Spadina subway extension $400M over budget

What I'm about to write doesn't answer your questions (I don't know enough to comment on the Spading subway specifically), but you may find it of interest nonetheless.

The issue of P3s came into the limelight again in Ontario when the province's auditor-general released a report condemning Infrastructure Ontario's (IO's) procedure for determining whether projects would be managed by the government or through a P3 structure. The disagreement was about whether IO's assumptions about how bad the government was at managing projects were accurate.

Good pieces were written on both sides of the question of whether the auditor-general or Infrastructure Ontario should be trusted more. On the side arguing that the auditor-general's report shows the need for more scrutiny of P3s and arguably less willingness to use them was Matt Elliott in Metro News. (His piece also happens to offer a great analogy to explain what a P3 is.)

On the other side, arguing for the status quo, were Paul Boothe in Maclean's, who argued that IO is in a better position than the auditor-general to know what's good value for money, and David Caplan in Canadian Business, who pointed to examples in other jurisdictions and in the past to argue that cost overruns in projects administered by the public sector have been ubiquitous.

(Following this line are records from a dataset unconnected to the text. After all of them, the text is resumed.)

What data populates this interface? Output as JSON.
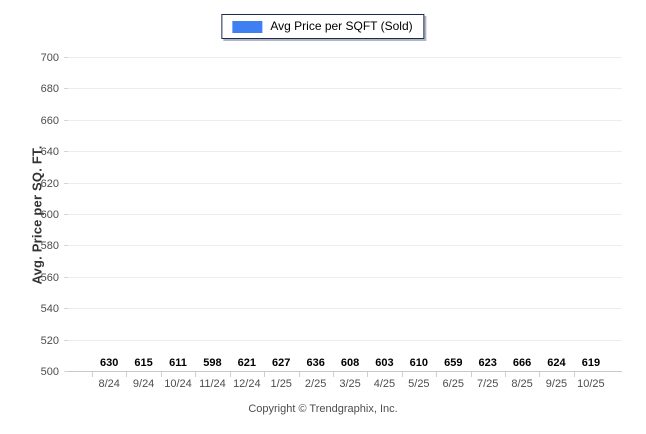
{
  "chart_data": {
    "type": "bar",
    "title": "",
    "xlabel": "",
    "ylabel": "Avg. Price per SQ. FT.",
    "categories": [
      "8/24",
      "9/24",
      "10/24",
      "11/24",
      "12/24",
      "1/25",
      "2/25",
      "3/25",
      "4/25",
      "5/25",
      "6/25",
      "7/25",
      "8/25",
      "9/25",
      "10/25"
    ],
    "series": [
      {
        "name": "Avg Price per SQFT (Sold)",
        "values": [
          630,
          615,
          611,
          598,
          621,
          627,
          636,
          608,
          603,
          610,
          659,
          623,
          666,
          624,
          619
        ]
      }
    ],
    "ylim": [
      500,
      700
    ],
    "ytick_step": 20,
    "grid": "horizontal",
    "legend_position": "top-center",
    "value_labels": "above-bars"
  },
  "legend": {
    "label": "Avg Price per SQFT (Sold)",
    "swatch_color": "#3e7ff2"
  },
  "footer": {
    "text": "Copyright © Trendgraphix, Inc."
  },
  "colors": {
    "bar": "#3e7ff2",
    "grid": "#ededed",
    "baseline": "#c8c8c8",
    "tick_label": "#4d4d4d",
    "value_label": "#000000",
    "legend_border": "#1b2b4d",
    "background": "#ffffff"
  }
}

There is a large and mostly boring literature in the field of "public administration" on the relative merits of running government services or orchestrating government projects through the public sector versus through the private sector. My understanding of the hasn't left me with any clear take-aways, probably because those kinds of questions simply aren't amenable to easy answers. If you want to familiarize yourself with the issues more generally involved in government vs. private sector delivery of services, this piece by a former head of the Ontario Public Service (i.e., the very top bureaucrat in Ontario) offers a relatively accessible discussion.